« Arrête de pleurer comme une fille ! » « Les filles sont plus intelligentes que les garçons ! ». Enfant, j’ai souffert d’entendre ces phrases que les adultes répétaient jusqu’à plus soif : je me croyais anormal parce que, malgré mes efforts, j’étais incapable de m’empêcher de pleurer quand j’étais malheureux (ce qui arrive fréquemment quand on est victime de harcèlement scolaire) et encore moins d’avoir de moins bonnes notes que la fille la plus intelligente que la classe.
D’un autre côté, être assimilé à une fille ne me gênait pas outre mesure : d’après mes « camarades » et, je dois bien le dire, quelques aînés, être un garçon, c’était « jouer au foot ou à la guerre, à celui qui pisse le plus loin ». Très peu pour moi, merci. De toute façon, je préférais dessiner. Rien de bien original : tous les petits enfants dessinent, les filles comme les garçons. Mais la donne change quand vient l’aube de l’âge ingrat : en général, les garçons se mettent à taper dans un ballon et à draguer la minette. Ma peur incurable des ballons et ma timidité maladive m’ont préservé de ce tournant : j’ai donc continué à dessiner frénétiquement, tant et si bien qu’aujourd’hui, je suis rarement plus heureux que quand je suis assis à mon bureau de dessin. Je ne vais pas dire que j’en suis fier car je n’ai pas eu à me faire violence pour en arriver là. C’est comme ça, c’est tout.

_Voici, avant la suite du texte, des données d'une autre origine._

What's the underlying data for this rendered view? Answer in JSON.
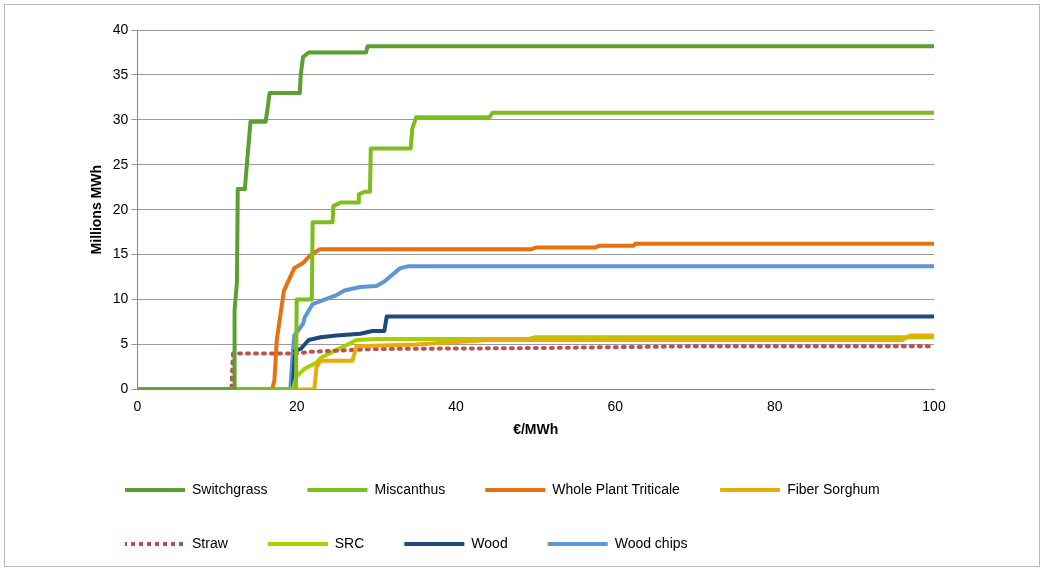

Aussi, dessiner contre le sexisme et pour les droits des femmes comme je le fais aujourd’hui, même si on peut discuter de l’efficacité de ma démarche, c’est la continuation logique de mon parcours : le parcours d’un garçon « anormal » au sens où il n’a jamais voulu rentrer dans le moule qu’on a essayé de lui inculquer parce qu’il trouvait le dessin plus intéressant que les « jeux de garçons » et qu’il pressentait déjà vaguement qu’il était absurde de prétendre que l’appartenance à un genre entraîne forcément un type de comportement.
Oui, je suis sensible et je n’ai pas honte de pleurer. Oui, j’ai été un élève brillant. Et ces deux caractéristiques font partie de ce que je suis au même titre que ma passion pour le dessin. Et je n’en suis pas moins un homme pour autant. Quiconque oserait me dire le contraire serait aussi sexiste que je le serais si je m’aventurais à prétendre que le dessin, en tant qu’art, est réservé aux hommes : ce ne serait pas seulement méchant, ce serait aussi absurde. Tout préjugé est un attentat contre le bon sens élémentaire.